Question: Won't there be too many files? If a big team works on the project, that's a bunch of small md files.
💬 Answer: That's not a problem; these files are not for humans, they're for the model. For a human, by the way, it's also useful to read them to better understand the project's development flow. When there are many files, you can ask the model to pack them into one, for example, for the whole month.
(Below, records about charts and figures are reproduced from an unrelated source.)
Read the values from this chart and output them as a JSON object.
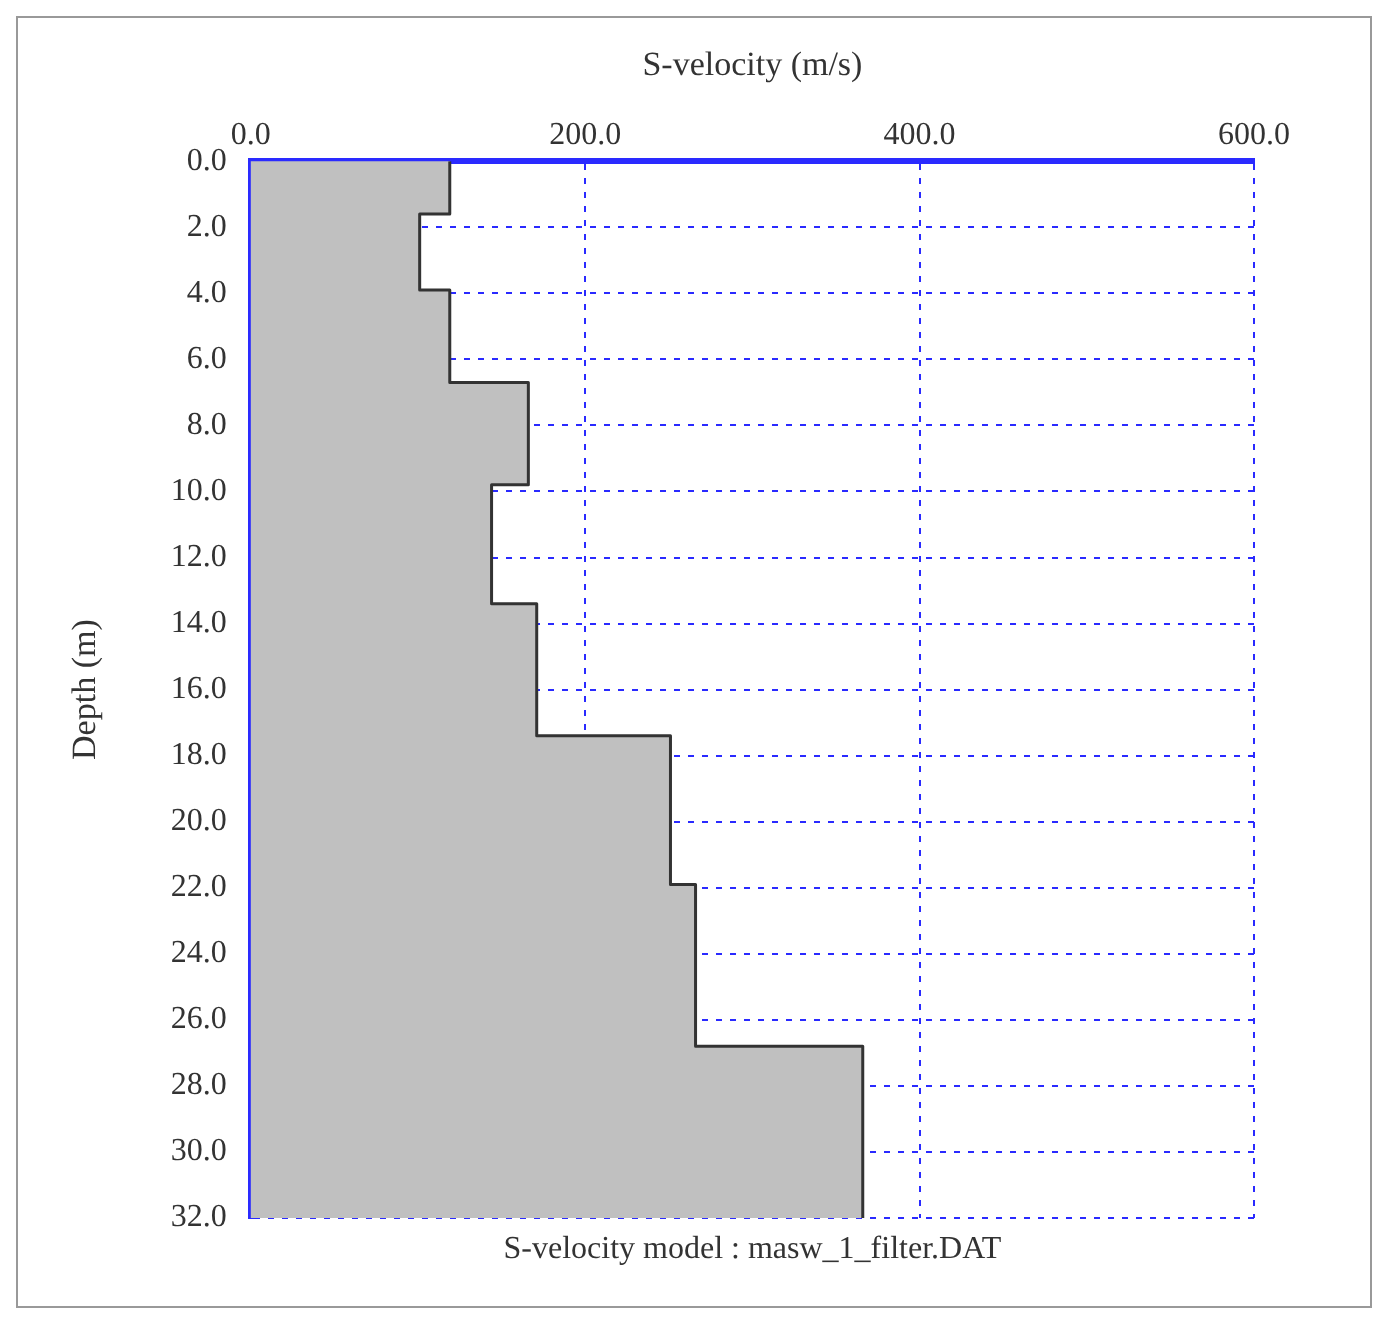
{
  "chart_data": {
    "type": "area",
    "orientation": "horizontal",
    "xlabel": "S-velocity (m/s)",
    "ylabel": "Depth (m)",
    "annotations": [
      "S-velocity model : masw_1_filter.DAT"
    ],
    "series": [
      {
        "color": "#c0c0c0",
        "x": [
          0,
          1.6,
          3.9,
          6.7,
          9.8,
          13.4,
          17.4,
          21.9,
          26.8,
          32
        ],
        "values": [
          119,
          101,
          119,
          166,
          144,
          171,
          251,
          266,
          366,
          366
        ]
      },
      {
        "type": "step",
        "color": "#333333",
        "x": [
          0,
          1.6,
          3.9,
          6.7,
          9.8,
          13.4,
          17.4,
          21.9,
          26.8,
          32
        ],
        "values": [
          119,
          101,
          119,
          166,
          144,
          171,
          251,
          266,
          366,
          366
        ]
      }
    ],
    "xlim": [
      0,
      600
    ],
    "xticks": [
      {
        "value": 0,
        "label": "0.0"
      },
      {
        "value": 200,
        "label": "200.0"
      },
      {
        "value": 400,
        "label": "400.0"
      },
      {
        "value": 600,
        "label": "600.0"
      }
    ],
    "ylim": [
      32,
      0
    ],
    "yticks": [
      {
        "value": 0,
        "label": "0.0"
      },
      {
        "value": 2,
        "label": "2.0"
      },
      {
        "value": 4,
        "label": "4.0"
      },
      {
        "value": 6,
        "label": "6.0"
      },
      {
        "value": 8,
        "label": "8.0"
      },
      {
        "value": 10,
        "label": "10.0"
      },
      {
        "value": 12,
        "label": "12.0"
      },
      {
        "value": 14,
        "label": "14.0"
      },
      {
        "value": 16,
        "label": "16.0"
      },
      {
        "value": 18,
        "label": "18.0"
      },
      {
        "value": 20,
        "label": "20.0"
      },
      {
        "value": 22,
        "label": "22.0"
      },
      {
        "value": 24,
        "label": "24.0"
      },
      {
        "value": 26,
        "label": "26.0"
      },
      {
        "value": 28,
        "label": "28.0"
      },
      {
        "value": 30,
        "label": "30.0"
      },
      {
        "value": 32,
        "label": "32.0"
      }
    ],
    "grid": true,
    "marker": "none",
    "line_style": "solid",
    "legend": false
  }
}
Question: Why build traces from md files, if knowledge can be pulled from tests and from commit history in the repository?
💬 Answer: Knowledge about the project is never extra. If we want to stop coding something by hand and continue instructing models so they do our tasks without our interference through the IDE, we need to have duplication of knowledge, so it's easier for models to make decisions during planning, code generation, or during debugging and solving complex, long tasks.